Un dimanche tout à fait comme les autres. Au rendez-vous,
le soleil jette une belle lumière dorée dans la pièce. Sur le comptoir de la
cuisine, le percolateur achève de mijoter dans un long gargouillement
sonore. L’arôme du café se répand
partout dans la maison. Assises l’une en face de l’autre en suivant un rituel
établi depuis longtemps, mon amoureuse et moi parcourons tantôt distraitement,
tantôt plus attentivement, les divers cahiers de La Presse du dimanche.
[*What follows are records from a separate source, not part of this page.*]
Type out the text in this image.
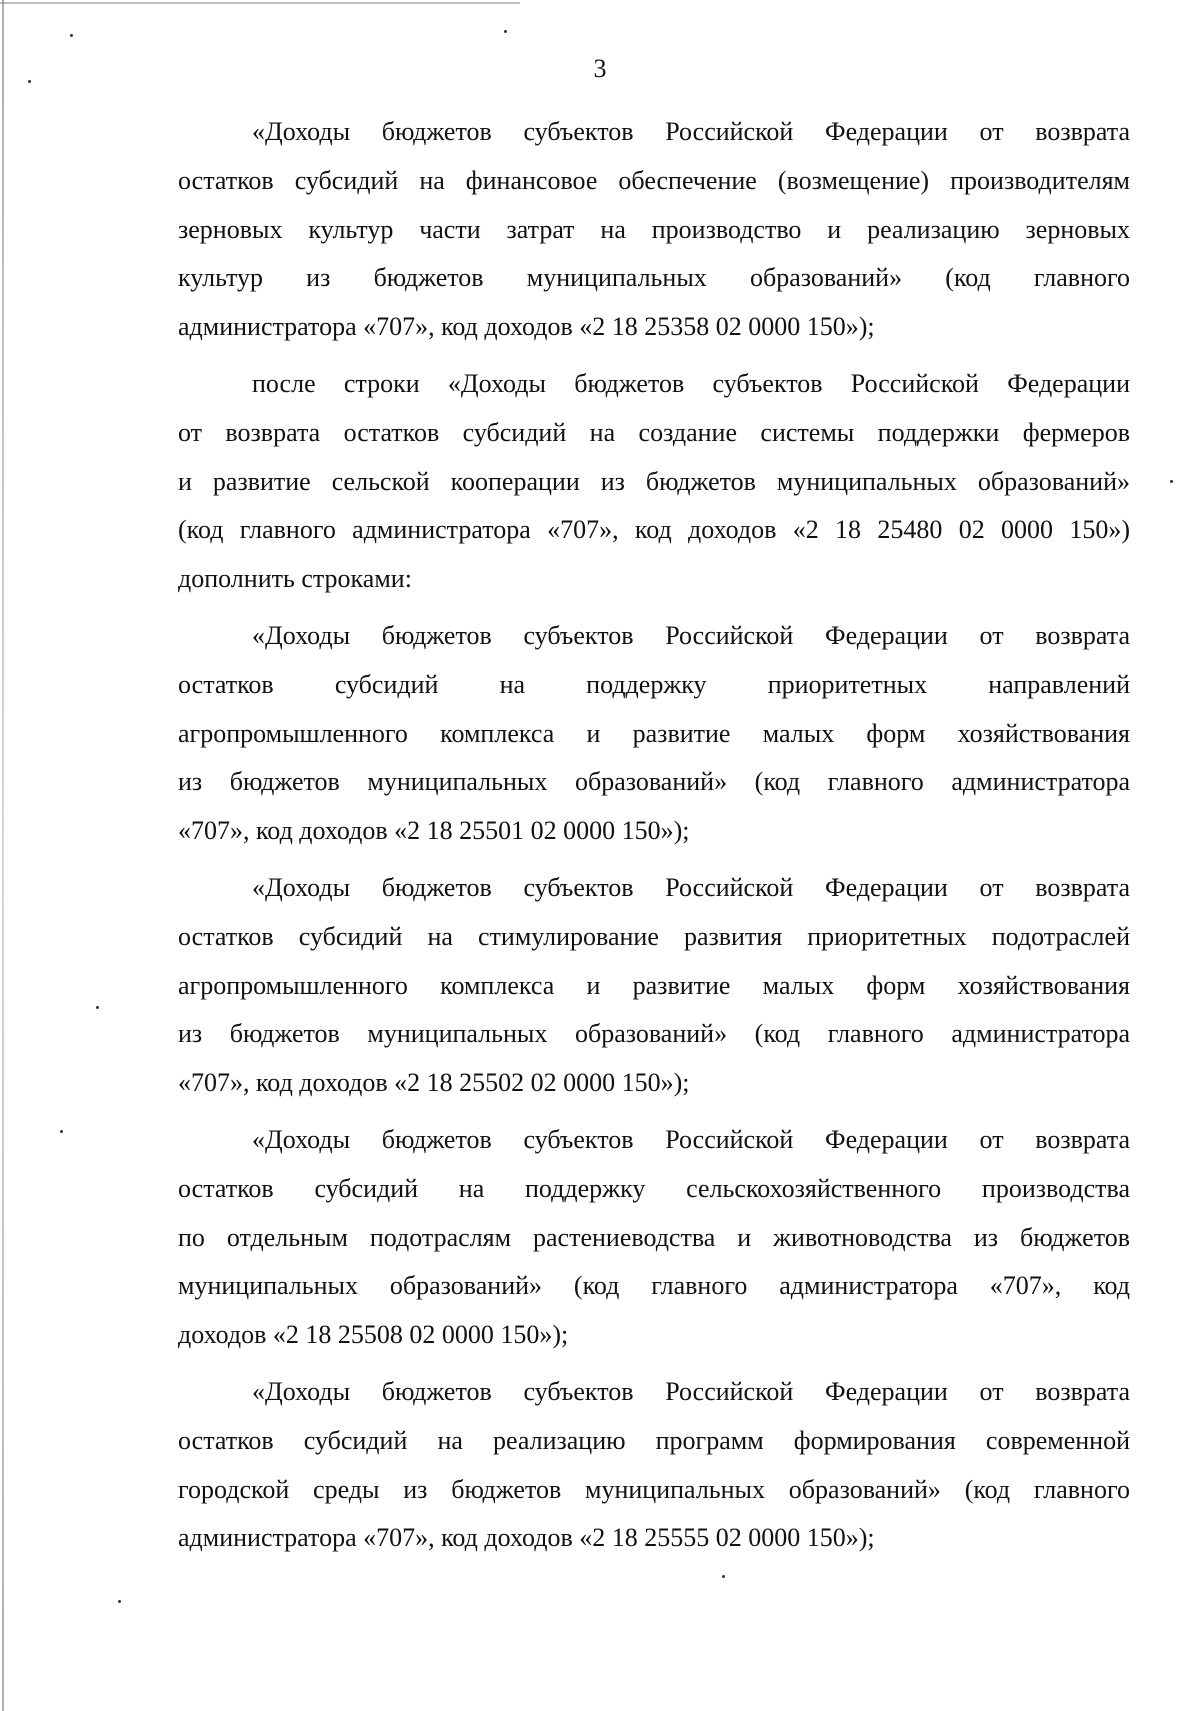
3

«Доходы бюджетов субъектов Российской Федерации от возврата
остатков субсидий на финансовое обеспечение (возмещение) производителям
зерновых культур части затрат на производство и реализацию зерновых
культур из бюджетов муниципальных образований» (код главного
администратора «707», код доходов «2 18 25358 02 0000 150»);

после строки «Доходы бюджетов субъектов Российской Федерации
от возврата остатков субсидий на создание системы поддержки фермеров
и развитие сельской кооперации из бюджетов муниципальных образований»
(код главного администратора «707», код доходов «2 18 25480 02 0000 150»)
дополнить строками:

«Доходы бюджетов субъектов Российской Федерации от возврата
остатков субсидий на поддержку приоритетных направлений
агропромышленного комплекса и развитие малых форм хозяйствования
из бюджетов муниципальных образований» (код главного администратора
«707», код доходов «2 18 25501 02 0000 150»);

«Доходы бюджетов субъектов Российской Федерации от возврата
остатков субсидий на стимулирование развития приоритетных подотраслей
агропромышленного комплекса и развитие малых форм хозяйствования
из бюджетов муниципальных образований» (код главного администратора
«707», код доходов «2 18 25502 02 0000 150»);

«Доходы бюджетов субъектов Российской Федерации от возврата
остатков субсидий на поддержку сельскохозяйственного производства
по отдельным подотраслям растениеводства и животноводства из бюджетов
муниципальных образований» (код главного администратора «707», код
доходов «2 18 25508 02 0000 150»);

«Доходы бюджетов субъектов Российской Федерации от возврата
остатков субсидий на реализацию программ формирования современной
городской среды из бюджетов муниципальных образований» (код главного
администратора «707», код доходов «2 18 25555 02 0000 150»);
Dans son pyjama bleu en finette aux petits
dessins de Noël, elle feuillette avec un intérêt évident le tabloïd des Sports.
Tout y passe : des résultats de la veille aux commentaires sur les
événements passés ou à venir. Quant à moi, un tantinet débraillée dans mon
grand pyjama à carreaux rouges sur lequel il manque toujours un bouton – … par
sa faute, sa très grande faute … - je n’ai que l’embarras du choix sur ce qui
reste à lire.
-
Tabarnouche! Ça s’peut-tu :
être aussi épais? dis-je à moi-même en lisant la nouvelle.
-
Qui ça, mon petit coeur? me
demande-t-elle sans même lever les yeux vers moi.
Comme des milliers de gens de notre
hémisphère depuis le début de cette guerre, mon amoureuse n’écoute ou ne lit
plus les nouvelles qu’avec un certain recul.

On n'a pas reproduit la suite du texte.